Déneigement: les piétons laissés pour compte, selon Jean Rousseau

Personnes âgées et à mobilité réduite confinées pendant les tempêtes, trottoirs mal déneigés, devis non respectés par les déneigeurs, le conseiller du district Cap-aux-Diamants souhaite que la Ville de Québec donne un coup de barre à sa politique de déneigement pour que les citoyens soient «Tous égaux face à la neige».

L’élu de Démocratie Québec Jean Rousseau a livré vendredi les conclusions d’une consultation populaire menée le 13 mars pour recueillir des informations sur les problématiques liées au déneigement. 

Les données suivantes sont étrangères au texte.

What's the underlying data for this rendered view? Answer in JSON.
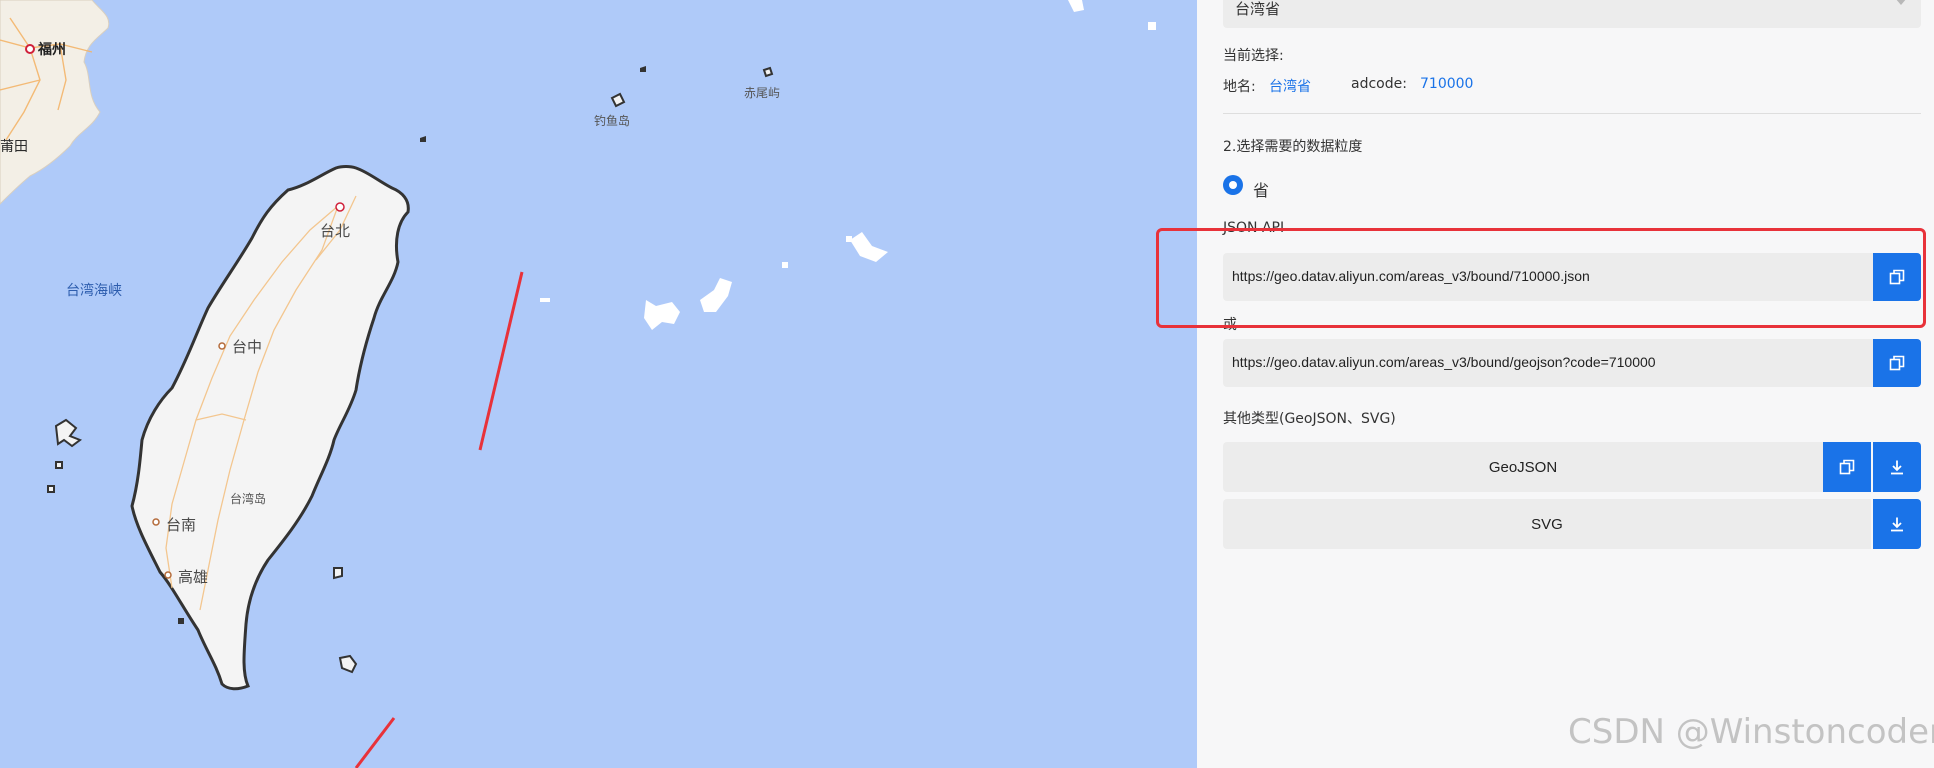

«Une dame a raconté qu’elle a vécu deux épisodes où elle est demeurée 72 heures chez elle parce que le transport adapté ne pouvait s’approcher suffisamment de son lieu d’habitation pour la cueillir», rapporte d’entrée de jeu, M. Rousseau. 

Pareille situation est l’illustration, selon lui, que les citoyens ne sont pas tous égaux face à la neige. C’est d’ailleurs le nom du document présenté à la presse, dans lequel il dresse une série de 30 recommandations pour améliorer la qualité du déneigement.

«La Ville devrait se demander : “On déneige pour qui et pourquoi? Est-ce qu’on déneige seulement les rues pour les automobilistes comme c’est le cas actuellement”», questionne le conseiller.

Devis non respectés

«Une des principales difficultés cet hiver était l’incapacité des piétons à se déplacer. Quand les personnes âgées ne sortent plus, c’est qu’il y a des gens discriminés par la politique de déneigement. Des trottoirs ont été complètement abandonnés pour l’hiver dans Saint-Jean-Baptiste, et dans Saint-Roch, notamment. Le signal qu’on envoie est de ne pas sortir tant que ce n’est pas déneigé», déplore-t-il.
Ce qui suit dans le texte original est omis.